Eventually, two other women picked the rubbish up.

“We worked from dawn till dusk, from seven in the morning straight through. The only time we got a break was for Mass on Sunday morning.”

Looking at photographs of St Patrick’s, Sheila points to the chapel, the residential section – “Look at the bars on the windows” – and “the reject ward” where disabled children were kept. “Bring that to the reject ward.”

When Sheila went into labour, she was to “walk around the grounds. I was lucky the sun was in my favour and it wasn’t raining. I was left on my own. I could have died.

“One nurse, a real villain, she said to me, ‘You’ll pay for your sins now’.

“The doctor had to be called, I was having difficulty. Forceps. I was lucky I didn’t die. There was no anaesthetic, no ante-natal care, nothing.”

Sheila’s baby was born, and she wasn’t allowed to touch him.

“The only time I was allowed touch him, the nurse brought him up into the chapel for his christening. Just to hold him in your arms once, and then he was taken.

“My Daddy gave me the money to pay for the christening. And then do you know what Mr Priest says?

“He said to me, ‘Well, Sheila, if you haven’t got the money, there’s other ways we can sort this out’. And he reached over and he touched my left breast.

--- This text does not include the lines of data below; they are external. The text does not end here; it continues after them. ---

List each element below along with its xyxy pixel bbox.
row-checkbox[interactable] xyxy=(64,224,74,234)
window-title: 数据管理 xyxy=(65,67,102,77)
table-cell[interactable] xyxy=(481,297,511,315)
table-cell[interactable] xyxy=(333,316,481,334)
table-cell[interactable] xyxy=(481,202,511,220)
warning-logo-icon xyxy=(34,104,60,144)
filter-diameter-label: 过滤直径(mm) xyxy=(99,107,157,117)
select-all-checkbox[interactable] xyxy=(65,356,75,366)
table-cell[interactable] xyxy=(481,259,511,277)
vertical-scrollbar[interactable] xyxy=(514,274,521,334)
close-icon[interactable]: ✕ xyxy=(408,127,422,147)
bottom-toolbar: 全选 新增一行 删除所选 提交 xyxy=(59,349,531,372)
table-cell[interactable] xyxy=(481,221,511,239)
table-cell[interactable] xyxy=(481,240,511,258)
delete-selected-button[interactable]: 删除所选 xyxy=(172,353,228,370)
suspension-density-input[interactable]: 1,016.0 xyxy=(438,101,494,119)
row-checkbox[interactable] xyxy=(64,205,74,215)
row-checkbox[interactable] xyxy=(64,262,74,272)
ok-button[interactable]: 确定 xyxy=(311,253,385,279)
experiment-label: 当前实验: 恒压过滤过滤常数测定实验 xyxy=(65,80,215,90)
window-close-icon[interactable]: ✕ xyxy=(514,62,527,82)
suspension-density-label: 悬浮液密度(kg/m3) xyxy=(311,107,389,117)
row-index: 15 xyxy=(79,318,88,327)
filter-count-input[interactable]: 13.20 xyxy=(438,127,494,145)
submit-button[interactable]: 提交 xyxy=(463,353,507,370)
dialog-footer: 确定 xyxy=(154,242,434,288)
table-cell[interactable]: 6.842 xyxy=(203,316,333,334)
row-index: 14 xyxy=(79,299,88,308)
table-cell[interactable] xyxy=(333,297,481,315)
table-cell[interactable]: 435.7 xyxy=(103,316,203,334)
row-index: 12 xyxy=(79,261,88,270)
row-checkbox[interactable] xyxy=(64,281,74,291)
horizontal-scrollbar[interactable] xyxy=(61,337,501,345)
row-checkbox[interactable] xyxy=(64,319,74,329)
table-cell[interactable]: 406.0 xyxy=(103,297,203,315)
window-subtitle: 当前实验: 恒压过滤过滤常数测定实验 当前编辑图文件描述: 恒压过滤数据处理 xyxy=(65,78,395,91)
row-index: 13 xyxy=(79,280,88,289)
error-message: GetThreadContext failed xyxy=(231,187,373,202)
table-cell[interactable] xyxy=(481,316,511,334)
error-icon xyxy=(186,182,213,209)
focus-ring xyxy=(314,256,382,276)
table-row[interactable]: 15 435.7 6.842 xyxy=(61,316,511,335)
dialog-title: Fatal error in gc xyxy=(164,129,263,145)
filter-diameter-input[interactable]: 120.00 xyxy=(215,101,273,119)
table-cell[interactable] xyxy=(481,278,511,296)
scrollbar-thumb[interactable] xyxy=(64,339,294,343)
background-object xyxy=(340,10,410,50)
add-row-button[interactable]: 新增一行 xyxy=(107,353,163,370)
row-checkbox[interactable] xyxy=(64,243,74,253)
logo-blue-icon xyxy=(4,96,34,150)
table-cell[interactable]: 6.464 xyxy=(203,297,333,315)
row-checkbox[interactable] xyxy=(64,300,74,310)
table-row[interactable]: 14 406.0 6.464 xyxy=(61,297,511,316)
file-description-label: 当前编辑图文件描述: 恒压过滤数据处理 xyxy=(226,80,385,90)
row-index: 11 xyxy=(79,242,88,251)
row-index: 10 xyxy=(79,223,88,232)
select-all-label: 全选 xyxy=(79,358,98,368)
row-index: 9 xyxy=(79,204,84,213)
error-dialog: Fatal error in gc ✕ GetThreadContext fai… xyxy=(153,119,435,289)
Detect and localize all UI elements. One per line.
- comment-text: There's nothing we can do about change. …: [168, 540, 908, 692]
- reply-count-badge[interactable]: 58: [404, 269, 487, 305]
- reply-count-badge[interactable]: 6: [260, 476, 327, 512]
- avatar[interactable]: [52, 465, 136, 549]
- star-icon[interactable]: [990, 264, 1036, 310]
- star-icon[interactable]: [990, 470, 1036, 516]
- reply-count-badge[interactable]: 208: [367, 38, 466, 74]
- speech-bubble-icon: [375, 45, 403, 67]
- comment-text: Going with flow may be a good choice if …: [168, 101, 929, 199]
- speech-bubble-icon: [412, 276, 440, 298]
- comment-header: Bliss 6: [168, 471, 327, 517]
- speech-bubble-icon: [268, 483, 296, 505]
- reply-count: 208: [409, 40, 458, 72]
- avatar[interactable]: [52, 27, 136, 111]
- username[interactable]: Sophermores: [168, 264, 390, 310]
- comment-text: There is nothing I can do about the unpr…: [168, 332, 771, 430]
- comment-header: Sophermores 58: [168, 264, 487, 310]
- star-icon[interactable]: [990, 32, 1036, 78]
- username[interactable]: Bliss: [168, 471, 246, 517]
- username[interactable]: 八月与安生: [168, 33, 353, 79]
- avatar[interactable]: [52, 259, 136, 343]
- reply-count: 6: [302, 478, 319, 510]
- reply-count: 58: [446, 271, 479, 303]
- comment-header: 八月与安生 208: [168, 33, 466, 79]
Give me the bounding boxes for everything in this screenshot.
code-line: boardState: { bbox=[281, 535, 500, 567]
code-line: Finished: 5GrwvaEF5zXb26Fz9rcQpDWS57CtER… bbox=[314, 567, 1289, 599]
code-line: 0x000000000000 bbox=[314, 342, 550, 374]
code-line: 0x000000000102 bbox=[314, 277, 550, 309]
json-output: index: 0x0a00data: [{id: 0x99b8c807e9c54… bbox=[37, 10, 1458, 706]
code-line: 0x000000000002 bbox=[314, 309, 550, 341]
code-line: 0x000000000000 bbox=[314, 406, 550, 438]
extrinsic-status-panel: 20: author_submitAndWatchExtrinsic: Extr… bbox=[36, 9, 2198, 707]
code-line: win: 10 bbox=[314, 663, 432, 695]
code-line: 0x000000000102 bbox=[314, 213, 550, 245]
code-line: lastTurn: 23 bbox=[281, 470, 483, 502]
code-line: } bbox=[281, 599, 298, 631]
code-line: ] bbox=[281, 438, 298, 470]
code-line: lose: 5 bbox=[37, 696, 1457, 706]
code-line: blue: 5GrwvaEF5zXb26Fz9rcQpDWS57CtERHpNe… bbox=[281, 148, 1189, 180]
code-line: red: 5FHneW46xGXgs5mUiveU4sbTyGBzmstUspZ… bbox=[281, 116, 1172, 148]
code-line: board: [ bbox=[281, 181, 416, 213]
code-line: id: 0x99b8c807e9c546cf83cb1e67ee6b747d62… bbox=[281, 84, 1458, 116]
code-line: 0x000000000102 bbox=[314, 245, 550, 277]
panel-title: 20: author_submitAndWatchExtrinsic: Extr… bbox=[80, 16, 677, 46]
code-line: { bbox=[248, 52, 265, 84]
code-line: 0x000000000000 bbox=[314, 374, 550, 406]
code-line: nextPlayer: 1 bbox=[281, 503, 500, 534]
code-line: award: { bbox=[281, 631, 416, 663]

“I said ‘You’re alright, Father, I have my money. I’m paying in full.’

“And the nurse came straight in and took my baby off me. ‘Back to your work.’”

Sheila’s father signed her out, after a complete year. “Only for my Daddy, I’d never have got out.”

The last time Sheila saw her son, he was three months old. After she came home, she went to visit him in Sion Hill, in Blackrock. She wasn’t allowed to touch him.

“I said ‘I just came to say goodbye to you, and I hope everything will be alright. I can’t do anything.’ I was in bits.

“When I came home, it was back to normal. Nothing was mentioned.”

30 years ago, Sheila moved to Cork. For a time, she struggled with homelessness, working six days a week in CIT yet sleeping in parked buses.

Sheila has a replica of her old uniform, a white apron over a brown smock dress. She wore it at a demonstration in Tuam. Sheila has made it her life’s work to be a support to her fellow survivors. She says she’s outside Leinster House every Friday for the Tuam Babies, and the Magdalene Laundry and Mother and Baby Home survivors.

Sheila lives near the former Good Shepherd Magdalene Laundry in Sunday’s Well, and feels the women in the mass grave there should be exhumed, identified by DNA, and given a proper burial. She says she is sickened that a place of such horror might be concreted over and have an apartment block built on it. She thinks it should be put to better use.

“I’d like to see flats for our Magdalene survivors, so they’re not living in squalor, or homeless. I’d also like to see a centre there, a training facility, and a museum of the experience of Magdalene survivors. And flats for the elderly and the homeless.”